IPO: TSA inks underwriting agreement with AmInvestment Bank for ACE debut. TSA Group, a supplier of industrial hardware products that also manufactures stainless steel pipes and metal products, has inked an underwriting agreement with AmInvestment Bank for its upcoming IPO on the ACE Market of Bursa Malaysia. (The Edge)


The FBM KLCI might open lower today after US stocks edged lower on Wednesday as a robust upward GDP revision eased recession fears, while Federal Reserve officials' remarks raised questions about the duration of the central bank's restrictive policy. The Nasdaq joined the S&P 500 in negative territory, while the Dow ended nominally higher, as investors took a wait-and-see position ahead of Thursday's crucial personal consumption expenditure (PCE) inflation report. The Dow Jones Industrial Average rose 13.44 points, or 0.04%, to 35,430.42, the S&P 500 lost 4.31 points, or 0.09%, at 4,550.58 and the Nasdaq Composite dropped 23.27 points, or 0.16%, to 14,258.49. Across the Atlantic, the continentwide STOXX 600 index rose 0.4%, with rate-sensitive real estate and technology stocks rallying over 1.5% each.
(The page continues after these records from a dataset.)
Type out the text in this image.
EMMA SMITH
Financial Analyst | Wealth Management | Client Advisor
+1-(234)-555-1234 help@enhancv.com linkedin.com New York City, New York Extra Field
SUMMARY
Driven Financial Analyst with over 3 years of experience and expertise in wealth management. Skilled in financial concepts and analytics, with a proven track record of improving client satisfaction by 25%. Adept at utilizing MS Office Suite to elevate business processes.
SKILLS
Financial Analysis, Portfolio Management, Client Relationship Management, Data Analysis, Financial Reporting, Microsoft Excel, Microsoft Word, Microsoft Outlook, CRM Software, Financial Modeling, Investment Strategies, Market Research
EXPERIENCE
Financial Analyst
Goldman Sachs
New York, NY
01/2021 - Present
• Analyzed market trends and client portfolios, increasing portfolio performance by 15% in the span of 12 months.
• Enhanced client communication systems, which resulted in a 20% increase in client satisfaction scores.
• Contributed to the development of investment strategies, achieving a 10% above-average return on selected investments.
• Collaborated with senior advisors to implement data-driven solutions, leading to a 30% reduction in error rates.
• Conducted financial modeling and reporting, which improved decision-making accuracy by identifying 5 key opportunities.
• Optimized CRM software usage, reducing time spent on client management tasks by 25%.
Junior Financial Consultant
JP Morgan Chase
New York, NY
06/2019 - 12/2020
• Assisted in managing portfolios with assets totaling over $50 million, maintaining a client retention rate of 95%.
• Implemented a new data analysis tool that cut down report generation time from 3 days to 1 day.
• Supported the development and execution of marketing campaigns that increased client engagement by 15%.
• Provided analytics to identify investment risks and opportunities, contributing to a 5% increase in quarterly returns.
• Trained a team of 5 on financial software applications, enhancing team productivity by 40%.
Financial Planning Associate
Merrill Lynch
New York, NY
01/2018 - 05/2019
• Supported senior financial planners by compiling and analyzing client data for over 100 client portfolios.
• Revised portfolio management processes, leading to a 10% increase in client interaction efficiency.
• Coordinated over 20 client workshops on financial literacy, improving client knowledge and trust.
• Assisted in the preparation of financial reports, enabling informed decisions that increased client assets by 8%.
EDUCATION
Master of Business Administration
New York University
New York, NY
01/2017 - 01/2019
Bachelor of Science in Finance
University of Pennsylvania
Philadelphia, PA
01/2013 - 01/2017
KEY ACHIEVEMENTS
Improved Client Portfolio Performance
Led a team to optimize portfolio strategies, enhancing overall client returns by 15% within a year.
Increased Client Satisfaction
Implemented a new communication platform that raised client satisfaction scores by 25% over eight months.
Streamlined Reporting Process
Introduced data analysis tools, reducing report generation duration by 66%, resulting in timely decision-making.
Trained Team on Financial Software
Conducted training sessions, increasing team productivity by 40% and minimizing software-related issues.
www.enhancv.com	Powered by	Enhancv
Back home, Bursa Malaysia closed lower for the third straight session on Wednesday after reversing all its intraday gains, dragged down by selling in telecommunication and banking heavyweights. At the closing bell, the FBM KLCI edged lower by 0.13% or 1.95 points to 1,446.07 from Tuesday's closing of 1,448.02. Regional markets were trading lower on Wednesday, led by Hong Kong markets, while China’s benchmark index closed at its lowest level in over a month as investors assessed earnings and comments from the US Federal Reserve board members. The mainland Chinese CSI 300 index closed 0.86% lower at 3,488.31, falling to the lowest level since late October. Hong Kong’s Hang Seng index tumbled 2.10%.